Koh said 'no' to PM at first

Soon after Punggol East MP Michael Palmer quit politics last month, Dr Koh Poh Koon received a call to go to the Istana to meet Prime Minister Lee Hsien Loong.

He knew what was on the agenda: Would he stand as the People's Action Party's candidate in the single-seat constituency?

Dr Koh, who had been invited to a PAP tea session in the middle of last year, quickly consulted friends and family.

Many told him not to take the plunge into politics.

"Everyone felt that it was hard to be yourself and be honest, and still do good," Dr Koh, a colorectal surgeon, told The Straits Times yesterday.

A self-described "troublemaker", he had criticised certain government policies during a meeting with PAP leaders.

Friends were concerned that agreeing to wear the PAP whites would require him to toe the party line, even when he disagreed with it.

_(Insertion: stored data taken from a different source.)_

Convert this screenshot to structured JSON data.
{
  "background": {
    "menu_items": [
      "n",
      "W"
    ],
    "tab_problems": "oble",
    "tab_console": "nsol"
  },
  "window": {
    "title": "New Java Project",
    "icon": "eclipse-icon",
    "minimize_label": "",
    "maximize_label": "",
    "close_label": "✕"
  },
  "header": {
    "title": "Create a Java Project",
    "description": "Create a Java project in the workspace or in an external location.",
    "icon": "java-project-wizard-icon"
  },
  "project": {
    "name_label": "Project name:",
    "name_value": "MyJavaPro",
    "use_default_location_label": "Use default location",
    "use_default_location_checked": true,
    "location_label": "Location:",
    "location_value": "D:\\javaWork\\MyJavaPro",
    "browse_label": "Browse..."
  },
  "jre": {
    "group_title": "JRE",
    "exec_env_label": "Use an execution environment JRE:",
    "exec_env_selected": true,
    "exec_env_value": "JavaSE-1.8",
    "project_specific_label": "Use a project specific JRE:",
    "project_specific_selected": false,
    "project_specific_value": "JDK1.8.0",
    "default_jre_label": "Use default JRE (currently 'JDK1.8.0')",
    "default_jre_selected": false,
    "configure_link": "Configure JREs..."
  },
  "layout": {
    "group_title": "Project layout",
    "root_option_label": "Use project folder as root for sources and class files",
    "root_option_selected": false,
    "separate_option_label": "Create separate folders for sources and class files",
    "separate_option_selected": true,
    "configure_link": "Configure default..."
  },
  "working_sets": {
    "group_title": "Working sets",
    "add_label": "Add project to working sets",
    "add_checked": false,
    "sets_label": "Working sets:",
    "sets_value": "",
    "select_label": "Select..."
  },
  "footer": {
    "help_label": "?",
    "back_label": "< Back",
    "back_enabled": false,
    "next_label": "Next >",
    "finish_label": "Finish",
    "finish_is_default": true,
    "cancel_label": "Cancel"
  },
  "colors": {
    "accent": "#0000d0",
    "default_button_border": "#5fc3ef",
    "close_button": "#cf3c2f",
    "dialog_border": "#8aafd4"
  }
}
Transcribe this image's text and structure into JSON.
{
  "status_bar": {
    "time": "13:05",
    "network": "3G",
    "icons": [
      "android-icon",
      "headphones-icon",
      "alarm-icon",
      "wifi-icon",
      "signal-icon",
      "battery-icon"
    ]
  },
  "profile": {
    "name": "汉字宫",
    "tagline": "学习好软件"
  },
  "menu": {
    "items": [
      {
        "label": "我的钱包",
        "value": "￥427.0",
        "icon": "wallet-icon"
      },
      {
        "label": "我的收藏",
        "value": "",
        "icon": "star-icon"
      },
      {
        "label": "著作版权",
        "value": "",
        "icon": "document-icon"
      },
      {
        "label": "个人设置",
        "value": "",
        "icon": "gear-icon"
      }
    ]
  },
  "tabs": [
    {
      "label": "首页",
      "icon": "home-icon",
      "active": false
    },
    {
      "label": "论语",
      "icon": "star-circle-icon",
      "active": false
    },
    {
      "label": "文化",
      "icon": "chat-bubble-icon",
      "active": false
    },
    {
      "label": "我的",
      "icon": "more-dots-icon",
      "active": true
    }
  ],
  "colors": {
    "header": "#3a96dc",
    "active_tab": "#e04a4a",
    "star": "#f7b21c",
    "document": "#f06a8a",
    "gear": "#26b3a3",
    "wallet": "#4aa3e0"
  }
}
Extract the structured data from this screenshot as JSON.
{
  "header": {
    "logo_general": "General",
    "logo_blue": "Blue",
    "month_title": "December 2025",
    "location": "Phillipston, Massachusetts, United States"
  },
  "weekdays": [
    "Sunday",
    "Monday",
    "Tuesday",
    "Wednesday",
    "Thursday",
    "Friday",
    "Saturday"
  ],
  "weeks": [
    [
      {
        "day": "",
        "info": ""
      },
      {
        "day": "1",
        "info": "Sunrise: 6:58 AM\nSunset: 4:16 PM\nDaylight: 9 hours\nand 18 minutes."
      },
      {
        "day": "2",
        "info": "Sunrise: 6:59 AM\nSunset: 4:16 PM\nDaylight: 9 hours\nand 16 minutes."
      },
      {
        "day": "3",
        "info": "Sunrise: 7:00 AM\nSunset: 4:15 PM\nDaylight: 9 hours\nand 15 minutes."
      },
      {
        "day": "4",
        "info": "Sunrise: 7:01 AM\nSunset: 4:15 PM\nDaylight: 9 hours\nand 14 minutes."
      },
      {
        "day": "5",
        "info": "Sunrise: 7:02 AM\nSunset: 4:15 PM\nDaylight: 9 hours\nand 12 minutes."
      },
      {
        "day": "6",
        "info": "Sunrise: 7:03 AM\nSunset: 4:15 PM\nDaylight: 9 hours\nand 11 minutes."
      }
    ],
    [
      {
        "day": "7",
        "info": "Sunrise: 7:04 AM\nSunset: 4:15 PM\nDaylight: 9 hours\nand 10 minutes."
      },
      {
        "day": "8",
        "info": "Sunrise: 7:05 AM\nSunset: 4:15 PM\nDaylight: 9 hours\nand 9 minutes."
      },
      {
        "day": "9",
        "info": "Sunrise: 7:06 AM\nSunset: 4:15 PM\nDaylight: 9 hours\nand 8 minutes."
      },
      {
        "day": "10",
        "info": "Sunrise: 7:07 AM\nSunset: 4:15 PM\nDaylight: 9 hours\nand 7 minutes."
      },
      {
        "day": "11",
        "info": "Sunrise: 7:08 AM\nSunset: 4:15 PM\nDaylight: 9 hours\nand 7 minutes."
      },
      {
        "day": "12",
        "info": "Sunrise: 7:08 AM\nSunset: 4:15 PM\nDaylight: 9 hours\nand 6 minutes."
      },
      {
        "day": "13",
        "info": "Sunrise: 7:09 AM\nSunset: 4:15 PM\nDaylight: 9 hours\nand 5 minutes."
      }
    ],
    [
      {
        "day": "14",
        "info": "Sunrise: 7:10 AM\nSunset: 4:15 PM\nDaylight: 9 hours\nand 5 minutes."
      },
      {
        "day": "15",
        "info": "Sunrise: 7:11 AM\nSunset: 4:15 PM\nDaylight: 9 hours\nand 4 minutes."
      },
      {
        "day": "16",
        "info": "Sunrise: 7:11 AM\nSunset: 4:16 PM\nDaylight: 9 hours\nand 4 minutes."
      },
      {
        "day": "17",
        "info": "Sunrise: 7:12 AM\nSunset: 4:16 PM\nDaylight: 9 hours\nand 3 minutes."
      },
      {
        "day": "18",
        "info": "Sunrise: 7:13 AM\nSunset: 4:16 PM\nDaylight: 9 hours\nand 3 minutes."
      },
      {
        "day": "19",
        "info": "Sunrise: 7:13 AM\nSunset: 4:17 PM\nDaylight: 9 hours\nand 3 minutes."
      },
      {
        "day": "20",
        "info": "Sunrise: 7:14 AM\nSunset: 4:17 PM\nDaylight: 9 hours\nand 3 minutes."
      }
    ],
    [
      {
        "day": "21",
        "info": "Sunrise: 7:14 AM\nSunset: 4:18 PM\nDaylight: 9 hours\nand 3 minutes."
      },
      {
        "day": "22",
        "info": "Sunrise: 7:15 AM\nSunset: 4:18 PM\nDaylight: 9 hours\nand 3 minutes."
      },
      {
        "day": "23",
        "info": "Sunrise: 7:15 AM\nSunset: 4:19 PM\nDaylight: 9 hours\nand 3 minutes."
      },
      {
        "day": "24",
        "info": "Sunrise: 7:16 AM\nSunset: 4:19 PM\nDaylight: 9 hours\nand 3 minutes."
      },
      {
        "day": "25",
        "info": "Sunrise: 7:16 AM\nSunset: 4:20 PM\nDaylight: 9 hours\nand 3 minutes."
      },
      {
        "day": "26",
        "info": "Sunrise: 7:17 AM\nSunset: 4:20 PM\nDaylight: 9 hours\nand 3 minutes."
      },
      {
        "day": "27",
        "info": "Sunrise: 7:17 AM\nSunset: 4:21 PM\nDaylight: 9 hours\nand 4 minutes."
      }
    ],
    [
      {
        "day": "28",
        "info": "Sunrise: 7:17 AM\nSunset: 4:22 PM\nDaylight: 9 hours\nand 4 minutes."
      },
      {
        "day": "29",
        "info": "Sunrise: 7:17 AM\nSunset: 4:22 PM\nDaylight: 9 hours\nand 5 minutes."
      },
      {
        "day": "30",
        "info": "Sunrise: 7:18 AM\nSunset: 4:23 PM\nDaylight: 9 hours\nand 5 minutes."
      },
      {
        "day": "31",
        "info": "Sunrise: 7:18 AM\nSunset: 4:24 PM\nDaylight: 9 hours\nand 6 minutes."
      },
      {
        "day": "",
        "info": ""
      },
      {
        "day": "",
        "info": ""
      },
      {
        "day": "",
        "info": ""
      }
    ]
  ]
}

He shared their fears: "I don't want to change. I don't want to do populist politics. I want to do real work."

That was the reason he told Mr Lee politely at their meeting that he felt he was not suitable for the task. But the Prime Minister, who is the PAP's secretary-general, asked him to think about it, related Dr Koh.

The 40-year-old had intended to return and say "no" again. He was, however, wracked by guilt over the next few days.

"I thought by saying 'no', I would sleep better. The whole week before that, I was struggling with the answer.

"I felt I had turned my back on society, and that I was being selfish," he said, pausing often and struggling to describe his inner conflict.

Since his school days, he said, he had felt a strong sense of wanting to serve Singapore. He has been involved in grassroots work since 2002, and is a battalion commanding officer for his reservist duties.

He discussed his concerns with his wife, also a specialist doctor, thought hard about it and decided to say "yes" to Mr Lee.

"She knows what kind of person I am. That if the button is pressed today, I will say goodbye to my family, take my gun, and go. Serving the country is a higher calling," said the father of two daughters, aged four and nine.

"Saying 'yes' would be the harder thing, but it would be the right thing. I could sleep better."

Since his unveiling as a PAP candidate a fortnight ago, he has been criticised online.

He was initially demoralised. "Even my wife said, 'See, you want to help people, but they don't want your help'."

But he has come to terms with the fact that there will always be negative remarks, and now pays less attention to them.

He maintains he will continue to be himself. "I'm hoping that with time I will not change. If I do, I'll have no more value being here."